Falling costs. The central assumption behind the squeeze would be that the cost per tonne of an steel product - whether a steel plate or possibly a hot rolled coil, or even a bar or rod product - falls normally (in nominal terms) from year to year. This assumption obviously ignores short-term fluctuations in steel prices (e.g. as a result of price cycle; or due to changing raw material costs from year to year), because it describes a long-term trend. Falling prices after a while for finished steel merchandise is at complete variance with the rising prices evident for many consumer products. These falling prices for steel are however brought on by significant alterations in technology (mostly) that influence steel making production costs. The technological developments include:
adjustments to melt shop steel making production processes. An extremely notable change through the last Two-and-a-half decades has been the switch from open-hearth furnace to basic oxygen furnace and electric-furnace steel making. Open hearth steel making is not only very energy inefficient. It is usually a sluggish steel making process (with long tap-to-tap times) with relatively low labour productivity. The switch from open hearth furnace to basic oxygen process or electric arc furnace steel making allowed significant steel making cost improvements - and also other benefits for example improved steel metallurgy, improved environmental performance etc. This is a good illustration of a historic step-change in steel making technology creating a major impact on production costs.

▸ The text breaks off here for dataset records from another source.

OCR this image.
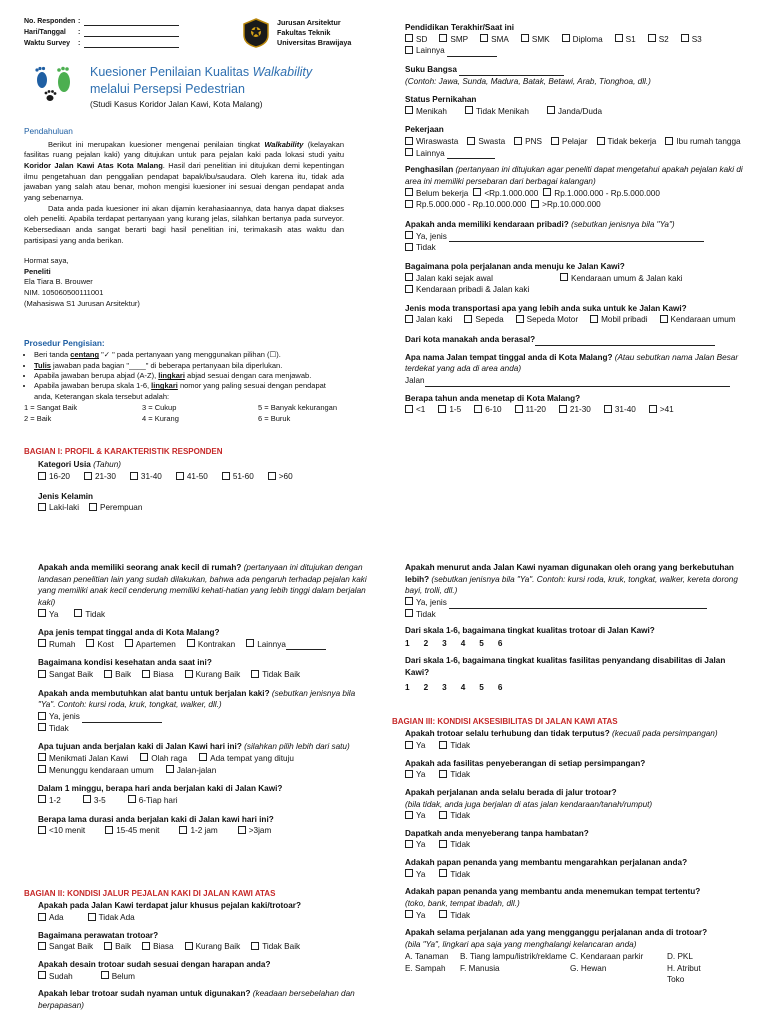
No. Responden :
Hari/Tanggal	:
Waktu Survey	:
Jurusan Arsitektur
Fakultas Teknik
Universitas Brawijaya
Kuesioner Penilaian Kualitas Walkability
melalui Persepsi Pedestrian
(Studi Kasus Koridor Jalan Kawi, Kota Malang)
Pendahuluan
Berikut ini merupakan kuesioner mengenai penilaian tingkat Walkability (kelayakan fasilitas ruang pejalan kaki) yang ditujukan untuk para pejalan kaki pada lokasi studi yaitu Koridor Jalan Kawi Atas Kota Malang. Hasil dari penelitian ini ditujukan demi kepentingan ilmu pengetahuan dan penggalian pendapat bapak/ibu/saudara. Oleh karena itu, tidak ada jawaban yang salah atau benar, mohon mengisi kuesioner ini sesuai dengan pendapat anda yang sebenarnya.
Data anda pada kuesioner ini akan dijamin kerahasiaannya, data hanya dapat diakses oleh peneliti. Apabila terdapat pertanyaan yang kurang jelas, silahkan bertanya pada surveyor. Kebersediaan anda sangat berarti bagi hasil penelitian ini, terimakasih atas waktu dan partisipasi yang anda berikan.
Hormat saya,
Peneliti
Ela Tiara B. Brouwer
NIM. 105060500111001
(Mahasiswa S1 Jurusan Arsitektur)
Prosedur Pengisian:
• Beri tanda centang "✓ " pada pertanyaan yang menggunakan pilihan (☐).
• Tulis jawaban pada bagian "____" di beberapa pertanyaan bila diperlukan.
• Apabila jawaban berupa abjad (A-Z), lingkari abjad sesuai dengan cara menjawab.
• Apabila jawaban berupa skala 1-6, lingkari nomor yang paling sesuai dengan pendapat anda, Keterangan skala tersebut adalah:
1 = Sangat Baik	3 = Cukup	5 = Banyak kekurangan
2 = Baik	4 = Kurang	6 = Buruk
BAGIAN I: PROFIL & KARAKTERISTIK RESPONDEN
Kategori Usia (Tahun)
16-20	21-30	31-40	41-50	51-60	>60
Jenis Kelamin
Laki-laki	Perempuan
Pendidikan Terakhir/Saat ini
SD	SMP	SMA	SMK	Diploma	S1	S2	S3
Lainnya
Suku Bangsa
(Contoh: Jawa, Sunda, Madura, Batak, Betawi, Arab, Tionghoa, dll.)
Status Pernikahan
Menikah	Tidak Menikah	Janda/Duda
Pekerjaan
Wiraswasta	Swasta	PNS	Pelajar	Tidak bekerja	Ibu rumah tangga
Lainnya
Penghasilan (pertanyaan ini ditujukan agar peneliti dapat mengetahui apakah pejalan kaki di area ini memiliki persebaran dari berbagai kalangan)
Belum bekerja	<Rp.1.000.000	Rp.1.000.000 - Rp.5.000.000
Rp.5.000.000 - Rp.10.000.000	>Rp.10.000.000
Apakah anda memiliki kendaraan pribadi? (sebutkan jenisnya bila "Ya")
Ya, jenis
Tidak
Bagaimana pola perjalanan anda menuju ke Jalan Kawi?
Jalan kaki sejak awal	Kendaraan umum & Jalan kaki
Kendaraan pribadi & Jalan kaki
Jenis moda transportasi apa yang lebih anda suka untuk ke Jalan Kawi?
Jalan kaki	Sepeda	Sepeda Motor	Mobil pribadi	Kendaraan umum
Dari kota manakah anda berasal?
Apa nama Jalan tempat tinggal anda di Kota Malang? (Atau sebutkan nama Jalan Besar terdekat yang ada di area anda)
Jalan
Berapa tahun anda menetap di Kota Malang?
<1	1-5	6-10	11-20	21-30	31-40	>41
Apakah anda memiliki seorang anak kecil di rumah? (pertanyaan ini ditujukan dengan landasan penelitian lain yang sudah dilakukan, bahwa ada pengaruh terhadap pejalan kaki yang memiliki anak kecil cenderung memiliki kehati-hatian yang lebih tinggi dalam berjalan kaki)
Ya	Tidak
Apa jenis tempat tinggal anda di Kota Malang?
Rumah	Kost	Apartemen	Kontrakan	Lainnya
Bagaimana kondisi kesehatan anda saat ini?
Sangat Baik	Baik	Biasa	Kurang Baik	Tidak Baik
Apakah anda membutuhkan alat bantu untuk berjalan kaki? (sebutkan jenisnya bila "Ya". Contoh: kursi roda, kruk, tongkat, walker, dll.)
Ya, jenis
Tidak
Apa tujuan anda berjalan kaki di Jalan Kawi hari ini? (silahkan pilih lebih dari satu)
Menikmati Jalan Kawi	Olah raga	Ada tempat yang dituju
Menunggu kendaraan umum	Jalan-jalan
Dalam 1 minggu, berapa hari anda berjalan kaki di Jalan Kawi?
1-2	3-5	6-Tiap hari
Berapa lama durasi anda berjalan kaki di Jalan kawi hari ini?
<10 menit	15-45 menit	1-2 jam	>3jam
BAGIAN II: KONDISI JALUR PEJALAN KAKI DI JALAN KAWI ATAS
Apakah pada Jalan Kawi terdapat jalur khusus pejalan kaki/trotoar?
Ada	Tidak Ada
Bagaimana perawatan trotoar?
Sangat Baik	Baik	Biasa	Kurang Baik	Tidak Baik
Apakah desain trotoar sudah sesuai dengan harapan anda?
Sudah	Belum
Apakah lebar trotoar sudah nyaman untuk digunakan? (keadaan bersebelahan dan berpapasan)
Apakah menurut anda Jalan Kawi nyaman digunakan oleh orang yang berkebutuhan lebih? (sebutkan jenisnya bila "Ya". Contoh: kursi roda, kruk, tongkat, walker, kereta dorong bayi, trolli, dll.)
Ya, jenis
Tidak
Dari skala 1-6, bagaimana tingkat kualitas trotoar di Jalan Kawi?
1 2 3 4 5 6
Dari skala 1-6, bagaimana tingkat kualitas fasilitas penyandang disabilitas di Jalan Kawi?
1 2 3 4 5 6
BAGIAN III: KONDISI AKSESIBILITAS DI JALAN KAWI ATAS
Apakah trotoar selalu terhubung dan tidak terputus? (kecuali pada persimpangan)
Ya	Tidak
Apakah ada fasilitas penyeberangan di setiap persimpangan?
Ya	Tidak
Apakah perjalanan anda selalu berada di jalur trotoar?
(bila tidak, anda juga berjalan di atas jalan kendaraan/tanah/rumput)
Ya	Tidak
Dapatkah anda menyeberang tanpa hambatan?
Ya	Tidak
Adakah papan penanda yang membantu mengarahkan perjalanan anda?
Ya	Tidak
Adakah papan penanda yang membantu anda menemukan tempat tertentu?
(toko, bank, tempat ibadah, dll.)
Ya	Tidak
Apakah selama perjalanan ada yang mengganggu perjalanan anda di trotoar?
(bila "Ya", lingkari apa saja yang menghalangi kelancaran anda)
A. Tanaman	B. Tiang lampu/listrik/reklame C. Kendaraan parkir	D. PKL
E. Sampah	F. Manusia	G. Hewan	H. Atribut Toko
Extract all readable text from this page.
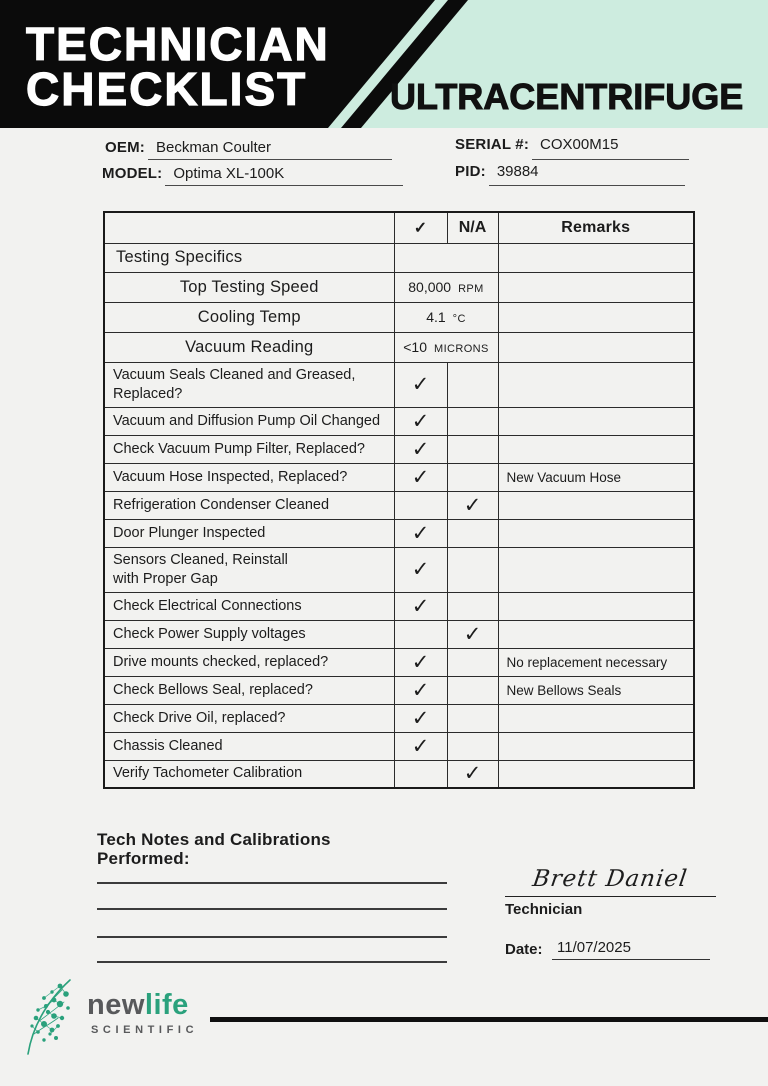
TECHNICIAN
CHECKLIST	ULTRACENTRIFUGE
OEM: Beckman Coulter
MODEL: Optima XL-100K
SERIAL #: COX00M15
PID: 39884
	✓	N/A	Remarks
Testing Specifics			
Top Testing Speed	80,000 RPM		
Cooling Temp	4.1 °C		
Vacuum Reading	<10 MICRONS		

Vacuum Seals Cleaned and Greased,
Replaced?	✓		
Vacuum and Diffusion Pump Oil Changed	✓		
Check Vacuum Pump Filter, Replaced?	✓		
Vacuum Hose Inspected, Replaced?	✓		New Vacuum Hose
Refrigeration Condenser Cleaned		✓	
Door Plunger Inspected	✓		

Sensors Cleaned, Reinstall
with Proper Gap	✓		
Check Electrical Connections	✓		
Check Power Supply voltages		✓	
Drive mounts checked, replaced?	✓		No replacement necessary
Check Bellows Seal, replaced?	✓		New Bellows Seals
Check Drive Oil, replaced?	✓		
Chassis Cleaned	✓		
Verify Tachometer Calibration		✓	
Tech Notes and Calibrations
Performed:
Brett Daniel
Technician
Date: 11/07/2025
newlife
SCIENTIFIC
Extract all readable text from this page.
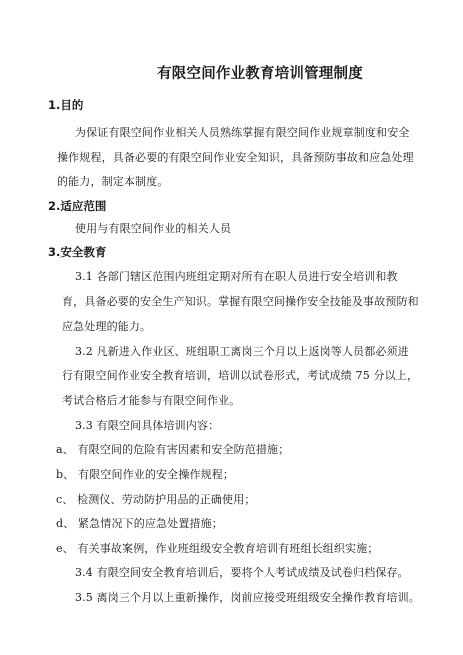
有限空间作业教育培训管理制度
1.目的
为保证有限空间作业相关人员熟练掌握有限空间作业规章制度和安全
操作规程，具备必要的有限空间作业安全知识，具备预防事故和应急处理
的能力，制定本制度。
2.适应范围
使用与有限空间作业的相关人员
3.安全教育
3.1 各部门辖区范围内班组定期对所有在职人员进行安全培训和教
育，具备必要的安全生产知识。掌握有限空间操作安全技能及事故预防和
应急处理的能力。
3.2 凡新进入作业区、班组职工离岗三个月以上返岗等人员都必须进
行有限空间作业安全教育培训，培训以试卷形式，考试成绩 75 分以上，
考试合格后才能参与有限空间作业。
3.3 有限空间具体培训内容：
a、 有限空间的危险有害因素和安全防范措施；
b、 有限空间作业的安全操作规程；
c、 检测仪、劳动防护用品的正确使用；
d、 紧急情况下的应急处置措施；
e、 有关事故案例，作业班组级安全教育培训有班组长组织实施；
3.4 有限空间安全教育培训后，要将个人考试成绩及试卷归档保存。
3.5 离岗三个月以上重新操作，岗前应接受班组级安全操作教育培训。
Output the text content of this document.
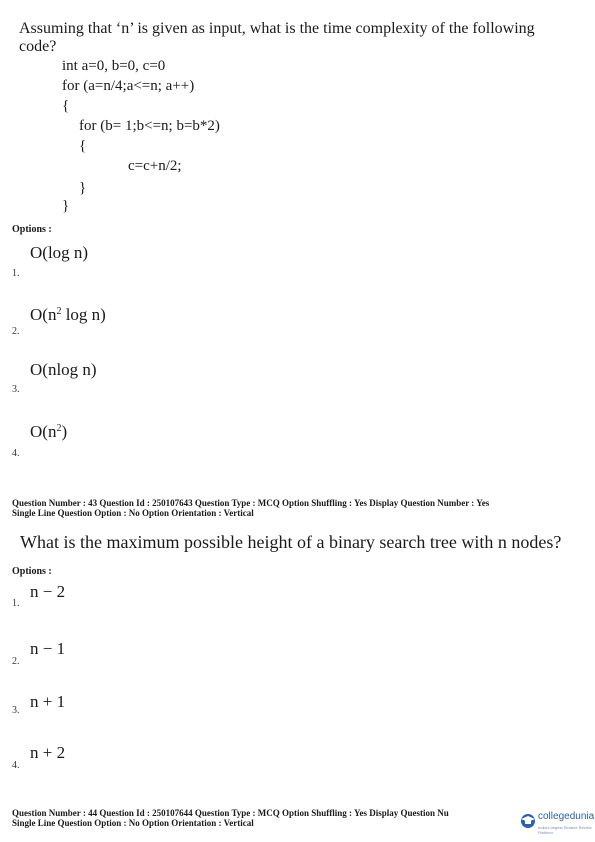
Assuming that ‘n’ is given as input, what is the time complexity of the following
code?
int a=0, b=0, c=0
for (a=n/4;a<=n; a++)
{
for (b= 1;b<=n; b=b*2)
{
c=c+n/2;
}
}
Options :
O(log n)
1.
$O(n^2$ log n)
2.
O(nlog n)
3.
$O(n^2)$
4.
Question Number : 43 Question Id : 250107643 Question Type : MCQ Option Shuffling : Yes Display Question Number : Yes
Single Line Question Option : No Option Orientation : Vertical
What is the maximum possible height of a binary search tree with n nodes?
Options :
n − 2
1.
n − 1
2.
n + 1
3.
n + 2
4.
Question Number : 44 Question Id : 250107644 Question Type : MCQ Option Shuffling : Yes Display Question Nu
Single Line Question Option : No Option Orientation : Vertical
collegedunia
India's largest Student Review Platform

the switch from ingot casting to continuous casting. Here - aside from significant improvements in productivity - the primary advantage of investment in continuous slab, billet or bloom casting was a yield improvement of ~7.5%, meaning significantly less wastage of steel
rolling mill performance improvements with regards to energy efficiency (e.g. hot charging), reduced breakouts, improved process control etc causing reduced mill conversion costs
less set-up waste through computerization, allowing better scheduling and batch size optimization
lower inventory costs with adoption of contemporary production planning and control techniques, etc.
Their list above is supposed to be indicative instead of exhaustive - but it illustrates that technology-driven improvements have allowed steel making unit production costs to fall after a while for several different reasons. Going forward, the implicit expectation is that costs continuously fall as new technological developments [e.g. involving robotics, or near net shape casting] allow.
Falling prices. The reference to the term price within the phrase cost price squeeze arises as a result of assumption that - as costs fall - therefore the cost benefits are passed on to consumers by means of lower steel prices; and it is this behaviour which over time helps you to conserve the cost competitiveness of steel against other raw materials. The long-term fall in costs is thus evidenced by way of a long-term squeeze on prices.
More details about sat thep xay dung please visit net page: learn here.